Les clients se montrent en outre exigeants. Dans l’Hexagone, dans un contexte de bouleversement économique et d’appétence pour la proximité, le grand public exige désormais des bicyclettes made in France. «Le vélo est un secteur économique d’avenir qui permet de créer des richesses et de l’emploi», résume Catherine Pilon, secrétaire générale du Club des villes et des territoires cyclables, qui rassemble 200 collectivités locales. 2,6 millions de vélos ont été vendus en France en 2020, et la production hexagonale n’a pas dépassé 660 000 unités.
Dans les Vosges, Moustache incarne la success story du vélo français. La société devrait produire 65 000 vélos à assistance électrique en 2021 et son chiffre d’affaires a atteint 100 millions d’euros en 2020. En 2014, elle ne comptait que quatre salariés, ils étaient 20 en 2016, et désormais 160 en 2021.
«À chaque fois que je vais les voir, ils ont encore embauché des gens. Une croissance aussi rapide, je n’en ai pas connu d’autre», assure Michel Heinrich, président de l’agglomération d’Épinal, qui fut maire de la ville pendant 23 ans. Mais si la production des vélos Moustache n’a jamais quitté la vallée de la Moselle, les fondateurs se gardent bien d’estampiller leurs produits made in France.
En effet, une bicyclette est un objet complexe. Elle compte plusieurs centaines de composants, fournis par des dizaines de sous-traitants différents, parfois implantés à l’autre bout de la planète. Plutôt que de fabrication, les industriels parlent d’ailleurs d’assemblage.

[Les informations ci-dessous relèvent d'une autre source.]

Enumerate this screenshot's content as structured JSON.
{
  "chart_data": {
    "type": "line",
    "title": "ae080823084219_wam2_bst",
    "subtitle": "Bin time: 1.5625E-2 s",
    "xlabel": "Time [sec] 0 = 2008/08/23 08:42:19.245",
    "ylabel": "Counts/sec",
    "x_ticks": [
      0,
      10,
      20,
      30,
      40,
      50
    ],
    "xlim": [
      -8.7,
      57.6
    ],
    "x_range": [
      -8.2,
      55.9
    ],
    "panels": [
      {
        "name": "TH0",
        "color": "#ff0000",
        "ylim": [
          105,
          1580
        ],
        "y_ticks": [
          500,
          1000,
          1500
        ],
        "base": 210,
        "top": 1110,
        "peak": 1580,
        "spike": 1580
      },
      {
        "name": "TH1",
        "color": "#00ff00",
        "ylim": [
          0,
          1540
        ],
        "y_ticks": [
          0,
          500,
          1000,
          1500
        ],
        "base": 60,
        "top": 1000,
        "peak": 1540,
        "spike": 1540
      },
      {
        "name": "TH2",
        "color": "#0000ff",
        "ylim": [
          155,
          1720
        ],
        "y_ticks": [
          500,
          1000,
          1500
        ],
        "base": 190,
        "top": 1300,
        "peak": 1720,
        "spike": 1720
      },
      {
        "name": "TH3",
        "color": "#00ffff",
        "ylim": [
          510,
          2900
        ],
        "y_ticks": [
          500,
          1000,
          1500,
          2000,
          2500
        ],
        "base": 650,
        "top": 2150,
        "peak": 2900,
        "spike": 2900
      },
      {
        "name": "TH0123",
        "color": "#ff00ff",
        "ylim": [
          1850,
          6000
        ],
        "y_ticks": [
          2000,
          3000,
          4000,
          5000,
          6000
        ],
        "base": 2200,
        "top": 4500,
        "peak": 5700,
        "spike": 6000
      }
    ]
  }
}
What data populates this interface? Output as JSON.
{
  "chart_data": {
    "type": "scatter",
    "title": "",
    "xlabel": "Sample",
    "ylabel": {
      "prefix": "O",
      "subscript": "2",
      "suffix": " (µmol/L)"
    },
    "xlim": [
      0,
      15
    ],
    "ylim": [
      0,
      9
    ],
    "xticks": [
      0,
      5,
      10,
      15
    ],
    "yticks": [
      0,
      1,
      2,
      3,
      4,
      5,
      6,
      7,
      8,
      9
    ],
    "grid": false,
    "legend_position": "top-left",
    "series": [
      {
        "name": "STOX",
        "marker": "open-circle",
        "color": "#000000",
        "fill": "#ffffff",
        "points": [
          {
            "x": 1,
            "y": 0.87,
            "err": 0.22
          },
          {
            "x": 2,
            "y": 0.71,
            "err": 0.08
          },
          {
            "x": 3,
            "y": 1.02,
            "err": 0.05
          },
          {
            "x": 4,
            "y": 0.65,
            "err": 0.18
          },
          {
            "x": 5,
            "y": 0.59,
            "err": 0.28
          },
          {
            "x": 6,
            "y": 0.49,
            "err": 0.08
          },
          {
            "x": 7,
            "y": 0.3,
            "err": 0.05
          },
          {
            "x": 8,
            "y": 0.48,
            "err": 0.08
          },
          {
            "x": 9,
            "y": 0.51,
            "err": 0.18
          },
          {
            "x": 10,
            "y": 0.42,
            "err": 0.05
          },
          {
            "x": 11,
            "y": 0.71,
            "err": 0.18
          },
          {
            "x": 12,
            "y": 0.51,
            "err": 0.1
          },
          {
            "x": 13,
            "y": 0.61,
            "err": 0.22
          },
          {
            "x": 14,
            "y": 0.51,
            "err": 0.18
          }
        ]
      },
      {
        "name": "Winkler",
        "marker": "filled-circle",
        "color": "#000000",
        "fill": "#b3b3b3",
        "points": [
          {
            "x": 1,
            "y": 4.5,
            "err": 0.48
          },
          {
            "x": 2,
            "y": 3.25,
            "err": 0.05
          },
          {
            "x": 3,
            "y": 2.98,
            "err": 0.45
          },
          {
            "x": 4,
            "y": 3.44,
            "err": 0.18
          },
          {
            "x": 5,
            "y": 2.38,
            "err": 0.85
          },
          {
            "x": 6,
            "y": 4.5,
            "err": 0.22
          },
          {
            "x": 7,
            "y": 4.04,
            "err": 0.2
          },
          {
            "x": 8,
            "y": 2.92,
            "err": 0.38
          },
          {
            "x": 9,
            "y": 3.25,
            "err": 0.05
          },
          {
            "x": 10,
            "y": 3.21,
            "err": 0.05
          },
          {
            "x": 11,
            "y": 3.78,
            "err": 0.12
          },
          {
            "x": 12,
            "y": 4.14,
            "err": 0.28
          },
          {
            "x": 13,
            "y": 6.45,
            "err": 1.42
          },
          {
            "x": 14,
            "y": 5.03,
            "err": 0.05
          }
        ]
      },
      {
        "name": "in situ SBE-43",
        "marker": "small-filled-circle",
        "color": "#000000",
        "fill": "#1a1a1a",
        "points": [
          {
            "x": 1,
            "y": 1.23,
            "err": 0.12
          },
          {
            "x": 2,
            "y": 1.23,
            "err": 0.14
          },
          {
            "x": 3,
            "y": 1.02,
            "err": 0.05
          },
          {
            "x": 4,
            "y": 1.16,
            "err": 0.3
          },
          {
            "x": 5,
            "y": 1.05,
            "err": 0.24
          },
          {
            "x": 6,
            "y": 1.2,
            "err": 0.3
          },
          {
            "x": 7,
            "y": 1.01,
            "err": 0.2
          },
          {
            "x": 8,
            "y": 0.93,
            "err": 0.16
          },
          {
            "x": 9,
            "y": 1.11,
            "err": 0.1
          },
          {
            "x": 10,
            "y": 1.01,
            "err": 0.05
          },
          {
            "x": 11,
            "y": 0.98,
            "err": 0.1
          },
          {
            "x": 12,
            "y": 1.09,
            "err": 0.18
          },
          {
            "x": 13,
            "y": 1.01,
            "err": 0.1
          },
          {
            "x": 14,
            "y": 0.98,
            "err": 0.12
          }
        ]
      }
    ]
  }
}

Les cadres des vélos Moustache sont ainsi fabriqués à Taïwan, à l’aide de moules et d’un outillage dont l’entreprise est propriétaire. Les jantes, garde-boues ou porte-bagages en aluminium affichent la même provenance. Une marque européenne ne peut pas se passer de ses fournisseurs asiatiques. Les rares fabricants de vélos qui affichent une production française complète proposent des produits de luxe, vendus à quelques centaines d’exemplaires près de 10 000 euros pièce.
Coût du transport en hausse
Chez Moustache, seuls quelques composants, comme les rayons, proviennent d’entreprises situées en France. L’entreprise ne manque toutefois pas de souligner qu’elle fait appel «à des fournisseurs locaux pour l’outillage», explique Matthieu Richard, responsable de production. Les pieds de montage, sur lesquels les ouvriers assemblent les vélos, sont issus d’une métallerie située dans la vallée.
Les élus ne baissent pas les bras. Guillaume Gouffier-Cha, député du Val-de-Marne, plaide pour que «l’État soit le moteur de cette filière» et espère «une mission parlementaire» sur la relocalisation de la production. Ainsi, créer de toutes pièces un «Shimano européen» nécessiterait toutefois «beaucoup de savoir-faire, et du temps», observe Grégory Sand, chez Moustache.
Les acteurs industriels français pourraient toutefois être encouragés par les conséquences de la Covid. En effet, depuis début 2020, les prix du transport par conteneur ont beaucoup augmenté, ce qui constitue une incitation à la relocalisation.